Last week, Crutzen was among a group of 40 scientists and engineers who attended a workshop at Wildbad-Kreuth in the Bavarian Alps, to discuss whether the world should be reassured or alarmed by the prospect of this or some other act of planetary engineering ( www.advances.de/pageID_5272692.html ) .
It's not often that Earth-hugging Gaians and grease-stained engineers share a litre or two in the bierkeller. I should declare an interest - I moderated the event.

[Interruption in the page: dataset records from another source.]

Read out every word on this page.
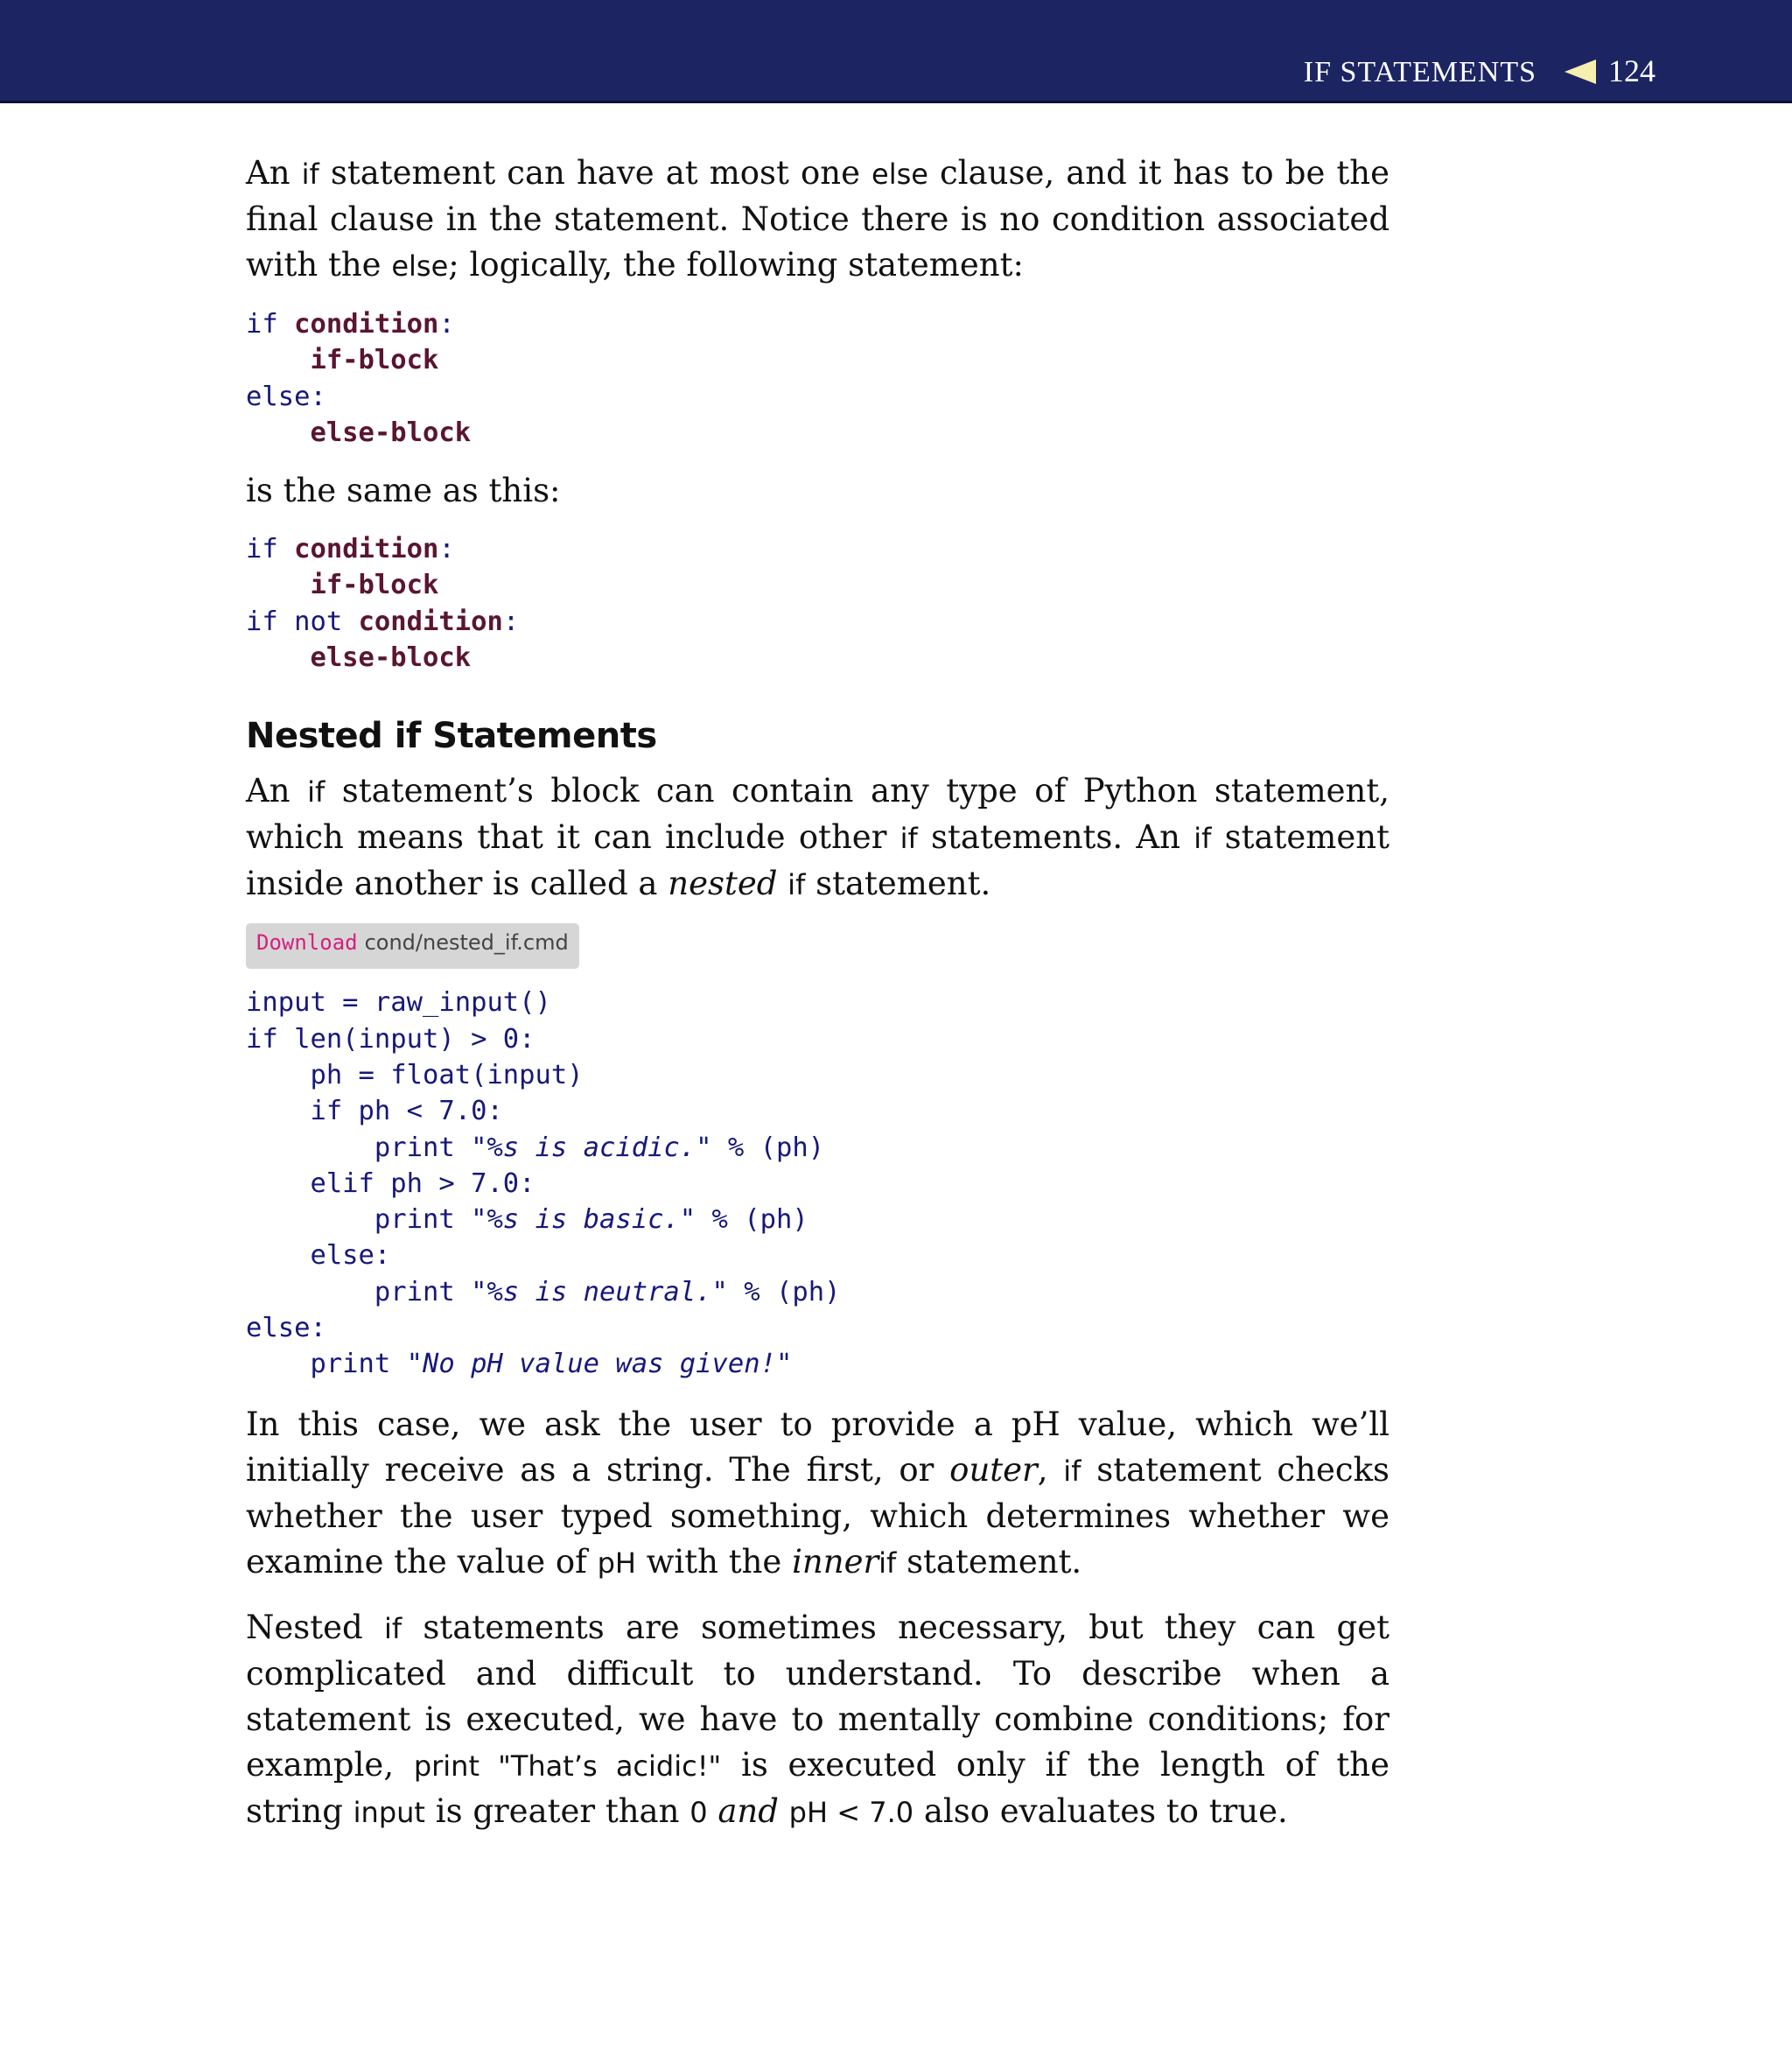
IF STATEMENTS 124

An if statement can have at most one else clause, and it has to be the final clause in the statement. Notice there is no condition associated with the else; logically, the following statement:

if condition:
if-block
else:
else-block

is the same as this:

if condition:
if-block
if not condition:
else-block
Nested if Statements

An if statement’s block can contain any type of Python statement, which means that it can include other if statements. An if statement inside another is called a nested if statement.

Download cond/nested_if.cmd
input = raw_input()
if len(input) > 0:
ph = float(input)
if ph < 7.0:
print "%s is acidic." % (ph)
elif ph > 7.0:
print "%s is basic." % (ph)
else:
print "%s is neutral." % (ph)
else:
print "No pH value was given!"

In this case, we ask the user to provide a pH value, which we’ll initially receive as a string. The first, or outer, if statement checks whether the user typed something, which determines whether we examine the value of pH with the innerif statement.

Nested if statements are sometimes necessary, but they can get complicated and difficult to understand. To describe when a statement is executed, we have to mentally combine conditions; for example, print "That’s acidic!" is executed only if the length of the string input is greater than 0 and pH < 7.0 also evaluates to true.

It was a bit huffy at times. They discussed the ethical issues as much as the technical. Would it work? What would happen if it went wrong? If the sulphate sunshield, as some suggest, destroyed the ozone layer. Should anyone be allowed even to try?
But most seemed to agree that, even if only as a last resort, we need to develop some "ready-to-go" system for cooling us down - whether it was a planetary parasol or a way of soaking up atmospheric CO2 pronto.
But how to control this genie, if it were developed?
Or should we recognise that the genie is long since out of the bottle? After all, our carbon-dioxide emissions are already altering the climate, and nobody asked permission to do that.
Some enthusiasts for geo-engineering - or eco-hacking, as some have taken to calling it - said we might one day have to ignore democratic niceties in order to get the job done.
Others thought the idea of rogue states, or rogue individuals, unilaterally taking on the role of planetary saviour was too alarming to contemplate.
After our current debacle with the financial masters of the universe, do we really want to invent a Gaian führer?
But if global consensus were required, what should we do if the world was sweltering and millions were dying in super-hurricanes, but the Russians turned up at the UN and vetoed action because they quite liked the balmy Siberian summers?
In the end, the meeting decided that the safest option was "rigorous assessment and authorisation by an international governance institution" - a kind of Kyoto protocol with the power to launch mirrors into space or fertilise the ocean's biological pump to suck up CO2.
You may laugh. But seriously, somebody has got to start discussing these possibilities. As a recent report on the subject from Britain's Royal Society made clear, there are more questions than answers right now.
We need to discover what is technically possible and debate what is politically desirable. Or one day we could wake up in the shadow of an ecological big brother that nobody voted for.